Nossa opção é mais profunda.
Acreditamos que o mundo tal como é hoje deve ser girado, para que os de cima não fiquem para sempre em cima e, os de baixo, para sempre em baixo. Por isso, o enfrentamento com a direita é a prioridade e só pode obter sucesso juntando a esquerda e permitindo que o jovem ou estudante que precise pague meia, sem cotas, que, na verdade, são o capitalismo sem risco, com margem de lucro garantida.
Também achamos que apesar da grande mobilidade social vivida pelo Brasil desde 2003, que gerou a “classe C”, onde a maioria é jovem, esta ainda não é capaz de sustentar o projeto político de quem a gerou e, menos ainda, as transformações necessárias para libertá-la completamente dos grilhões que a prendem na alienação intelectual, política e cultural forjada em 500 anos. O povo brasileiro ainda precisa de centrais sindicais fortes, movimentos camponeses fortes e entidades estudantis fortes. UNE e UBES estiveram na linha da resistência em 2005 contra o golpe das elites e não é porque são “aparelhos” que apanham diariamente da velha mídia golpista. Nós, por isso, achamos que é estratégico fortalecê-las e financiá-las, construindo uma direção política plural, de esquerda, democrática e popular assim como a atual direção política do Governo Federal.
No caso da meia-entrada, nossa contradição é com as cotas e com o poder de bala das elites do ramo cultural,  que querem um movimento estudantil dividido para encontrarem pouca resistência na marcha  dos interesses privados contra os direitos públicos. Elites que não se importam com quem vai pagar meia, desde que seja 50% ou 40%.  O aspecto fundamental da contradição é saber que precisamos de entidades estudantis fortes para apoiar o aprofundamento das transformações sociais do Brasil.
Dada as condições concretas da luta de classes no Brasil, optamos por defender a meia-entrada para os estudantes, vinculada às carteirinhas da UNE e UBES, o financiamento da UNE e UBES pelas suas bases sociais, em detrimento dos mercadores que as enfraquecem vendendo direito para a estudantada.
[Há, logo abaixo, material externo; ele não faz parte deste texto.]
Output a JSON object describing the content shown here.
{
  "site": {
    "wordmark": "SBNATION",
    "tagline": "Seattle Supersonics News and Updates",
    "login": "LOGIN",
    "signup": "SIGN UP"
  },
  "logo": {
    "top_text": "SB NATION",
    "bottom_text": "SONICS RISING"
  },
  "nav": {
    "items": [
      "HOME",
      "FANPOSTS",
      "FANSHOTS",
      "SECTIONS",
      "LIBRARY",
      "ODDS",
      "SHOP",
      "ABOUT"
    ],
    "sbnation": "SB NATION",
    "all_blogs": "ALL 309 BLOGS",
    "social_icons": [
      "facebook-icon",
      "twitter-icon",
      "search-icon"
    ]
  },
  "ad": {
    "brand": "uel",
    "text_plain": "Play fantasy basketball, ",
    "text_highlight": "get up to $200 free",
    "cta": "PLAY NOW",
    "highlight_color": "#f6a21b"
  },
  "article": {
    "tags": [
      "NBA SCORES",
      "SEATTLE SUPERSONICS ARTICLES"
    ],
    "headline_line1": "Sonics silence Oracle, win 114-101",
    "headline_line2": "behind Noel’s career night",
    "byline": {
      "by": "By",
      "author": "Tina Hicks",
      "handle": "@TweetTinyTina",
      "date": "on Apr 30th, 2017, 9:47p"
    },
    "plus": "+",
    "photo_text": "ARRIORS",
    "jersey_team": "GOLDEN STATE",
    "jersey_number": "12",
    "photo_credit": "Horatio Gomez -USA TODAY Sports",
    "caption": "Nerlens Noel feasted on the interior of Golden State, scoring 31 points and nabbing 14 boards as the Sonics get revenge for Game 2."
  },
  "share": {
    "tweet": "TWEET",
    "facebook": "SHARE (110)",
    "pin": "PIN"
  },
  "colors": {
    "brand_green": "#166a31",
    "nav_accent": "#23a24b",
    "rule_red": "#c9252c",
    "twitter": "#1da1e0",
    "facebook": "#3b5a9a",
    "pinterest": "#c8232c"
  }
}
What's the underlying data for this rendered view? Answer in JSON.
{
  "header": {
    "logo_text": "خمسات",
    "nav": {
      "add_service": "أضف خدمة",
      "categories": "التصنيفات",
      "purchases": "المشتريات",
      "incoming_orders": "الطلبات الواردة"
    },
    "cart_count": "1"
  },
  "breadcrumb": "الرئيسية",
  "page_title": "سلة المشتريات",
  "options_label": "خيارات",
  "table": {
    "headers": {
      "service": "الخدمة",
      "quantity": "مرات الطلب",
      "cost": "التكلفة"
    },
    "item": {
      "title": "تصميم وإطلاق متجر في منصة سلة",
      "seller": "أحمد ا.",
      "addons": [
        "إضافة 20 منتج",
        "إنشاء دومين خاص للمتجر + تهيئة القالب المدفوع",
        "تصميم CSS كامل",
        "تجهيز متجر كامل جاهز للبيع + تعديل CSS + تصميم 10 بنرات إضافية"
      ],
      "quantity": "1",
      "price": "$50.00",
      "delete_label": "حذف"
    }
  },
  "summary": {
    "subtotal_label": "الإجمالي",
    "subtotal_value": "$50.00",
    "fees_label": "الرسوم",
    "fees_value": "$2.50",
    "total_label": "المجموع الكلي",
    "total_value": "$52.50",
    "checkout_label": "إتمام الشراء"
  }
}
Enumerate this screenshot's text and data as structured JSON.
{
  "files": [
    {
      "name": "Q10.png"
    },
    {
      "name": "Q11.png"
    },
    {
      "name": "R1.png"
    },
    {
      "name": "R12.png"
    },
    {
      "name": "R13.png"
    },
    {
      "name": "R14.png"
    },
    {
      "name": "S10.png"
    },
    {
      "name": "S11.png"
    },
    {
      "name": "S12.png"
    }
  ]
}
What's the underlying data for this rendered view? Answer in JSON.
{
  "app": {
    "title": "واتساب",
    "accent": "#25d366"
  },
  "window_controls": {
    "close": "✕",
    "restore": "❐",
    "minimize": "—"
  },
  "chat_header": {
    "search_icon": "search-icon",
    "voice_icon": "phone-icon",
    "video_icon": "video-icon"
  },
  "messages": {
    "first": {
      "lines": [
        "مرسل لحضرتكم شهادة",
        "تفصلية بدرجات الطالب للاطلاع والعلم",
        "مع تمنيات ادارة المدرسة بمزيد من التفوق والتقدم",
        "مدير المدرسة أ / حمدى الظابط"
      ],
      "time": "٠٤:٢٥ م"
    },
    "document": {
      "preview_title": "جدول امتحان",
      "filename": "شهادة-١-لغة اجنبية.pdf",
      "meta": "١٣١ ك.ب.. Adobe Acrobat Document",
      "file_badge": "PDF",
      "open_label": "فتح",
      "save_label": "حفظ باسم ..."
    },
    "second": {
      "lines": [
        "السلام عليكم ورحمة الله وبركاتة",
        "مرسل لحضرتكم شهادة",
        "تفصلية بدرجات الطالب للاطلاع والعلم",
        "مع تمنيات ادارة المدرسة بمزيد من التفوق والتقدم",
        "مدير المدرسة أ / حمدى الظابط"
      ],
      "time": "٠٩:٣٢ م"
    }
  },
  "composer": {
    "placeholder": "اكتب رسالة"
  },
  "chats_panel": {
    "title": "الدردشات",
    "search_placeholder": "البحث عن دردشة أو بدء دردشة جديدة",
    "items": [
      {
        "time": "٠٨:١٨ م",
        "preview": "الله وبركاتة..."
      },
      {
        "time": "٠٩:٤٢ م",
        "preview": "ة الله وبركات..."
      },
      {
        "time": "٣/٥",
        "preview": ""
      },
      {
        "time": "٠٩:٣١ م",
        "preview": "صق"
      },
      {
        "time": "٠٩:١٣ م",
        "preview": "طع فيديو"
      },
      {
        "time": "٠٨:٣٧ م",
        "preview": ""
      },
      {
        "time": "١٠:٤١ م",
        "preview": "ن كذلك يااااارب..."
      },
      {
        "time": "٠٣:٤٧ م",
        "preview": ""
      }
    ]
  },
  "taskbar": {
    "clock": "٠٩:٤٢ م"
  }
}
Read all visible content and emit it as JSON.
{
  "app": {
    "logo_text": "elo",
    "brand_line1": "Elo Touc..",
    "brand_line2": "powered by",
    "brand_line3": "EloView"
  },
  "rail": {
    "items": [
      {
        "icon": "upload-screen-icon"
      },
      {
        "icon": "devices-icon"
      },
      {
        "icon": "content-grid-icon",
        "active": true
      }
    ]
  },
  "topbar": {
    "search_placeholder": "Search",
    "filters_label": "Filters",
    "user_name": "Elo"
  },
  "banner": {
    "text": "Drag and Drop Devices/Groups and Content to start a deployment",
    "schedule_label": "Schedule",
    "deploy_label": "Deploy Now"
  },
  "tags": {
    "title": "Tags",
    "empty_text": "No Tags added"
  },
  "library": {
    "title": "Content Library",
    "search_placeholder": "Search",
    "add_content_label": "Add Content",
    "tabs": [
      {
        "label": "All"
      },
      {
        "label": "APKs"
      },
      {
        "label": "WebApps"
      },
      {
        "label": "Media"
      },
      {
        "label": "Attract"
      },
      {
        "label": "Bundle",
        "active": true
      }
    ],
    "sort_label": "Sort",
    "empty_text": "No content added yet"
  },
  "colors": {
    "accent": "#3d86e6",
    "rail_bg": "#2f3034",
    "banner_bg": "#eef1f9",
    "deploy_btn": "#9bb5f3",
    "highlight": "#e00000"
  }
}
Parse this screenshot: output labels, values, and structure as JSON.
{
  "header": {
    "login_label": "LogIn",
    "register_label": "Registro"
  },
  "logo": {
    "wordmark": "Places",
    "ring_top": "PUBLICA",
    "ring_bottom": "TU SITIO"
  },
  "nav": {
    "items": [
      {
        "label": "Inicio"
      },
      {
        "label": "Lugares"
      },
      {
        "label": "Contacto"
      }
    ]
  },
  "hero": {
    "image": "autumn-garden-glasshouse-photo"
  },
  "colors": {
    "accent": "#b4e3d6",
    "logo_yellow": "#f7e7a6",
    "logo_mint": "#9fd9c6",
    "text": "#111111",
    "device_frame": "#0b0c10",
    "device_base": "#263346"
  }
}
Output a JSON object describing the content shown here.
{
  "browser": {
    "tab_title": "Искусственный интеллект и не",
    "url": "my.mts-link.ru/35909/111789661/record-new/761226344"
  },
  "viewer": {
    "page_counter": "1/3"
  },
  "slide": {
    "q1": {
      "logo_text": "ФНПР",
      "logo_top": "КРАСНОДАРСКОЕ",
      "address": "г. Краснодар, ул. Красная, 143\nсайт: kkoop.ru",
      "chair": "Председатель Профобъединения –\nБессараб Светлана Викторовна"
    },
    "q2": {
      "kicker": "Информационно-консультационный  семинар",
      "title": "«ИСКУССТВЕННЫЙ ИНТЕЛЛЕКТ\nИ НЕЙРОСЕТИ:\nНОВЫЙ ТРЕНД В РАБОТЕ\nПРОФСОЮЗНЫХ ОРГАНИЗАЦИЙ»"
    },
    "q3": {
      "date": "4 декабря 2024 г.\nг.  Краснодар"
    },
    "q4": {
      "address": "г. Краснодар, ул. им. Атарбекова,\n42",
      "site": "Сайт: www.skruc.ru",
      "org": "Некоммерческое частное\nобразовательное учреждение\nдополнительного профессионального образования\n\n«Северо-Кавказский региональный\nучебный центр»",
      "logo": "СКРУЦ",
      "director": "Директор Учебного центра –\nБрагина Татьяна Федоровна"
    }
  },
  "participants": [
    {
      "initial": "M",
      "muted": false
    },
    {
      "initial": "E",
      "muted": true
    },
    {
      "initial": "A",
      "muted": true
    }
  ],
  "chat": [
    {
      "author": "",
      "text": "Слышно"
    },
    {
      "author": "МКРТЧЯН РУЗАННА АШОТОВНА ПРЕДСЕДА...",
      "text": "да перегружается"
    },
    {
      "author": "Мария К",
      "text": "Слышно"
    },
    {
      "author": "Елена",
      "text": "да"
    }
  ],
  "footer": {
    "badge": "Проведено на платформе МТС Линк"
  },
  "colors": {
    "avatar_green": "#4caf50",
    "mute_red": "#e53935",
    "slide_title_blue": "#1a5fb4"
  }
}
Na outra ponta, sustentamos a meia-entrada para o jovem de baixa renda que não estuda, até porque somos a favor da universalização plena da educação. Não obsta que, posteriormente, a UNE e UBES possam fazer um selo para prounistas, fiesistas e cotistas, assim como dialoguemos com o governo sobre o tema, com destaque para a Casa Civil, que é quem efetivamente decide, para convergirmos em torno de quem é esta “baixa renda”. Seriam as classes D e E do Instituto DataPopular ou da Secretaria de Assuntos Estratégicos da Presidência? Seria pelo DataSUS ou pelo Bolsa-Família? Este benefício seria tirado como as meias-passagens municipais, em pontos fixos?
Este é um debate para o futuro. Hoje, trata-se de derrotar o inimigo principal.
Angelo Raniere é 2º vice-presidente da UNE. Caio Pinheiro, vice-presidente da UBES. Ambos integram o movimento estudantil ParaTodos.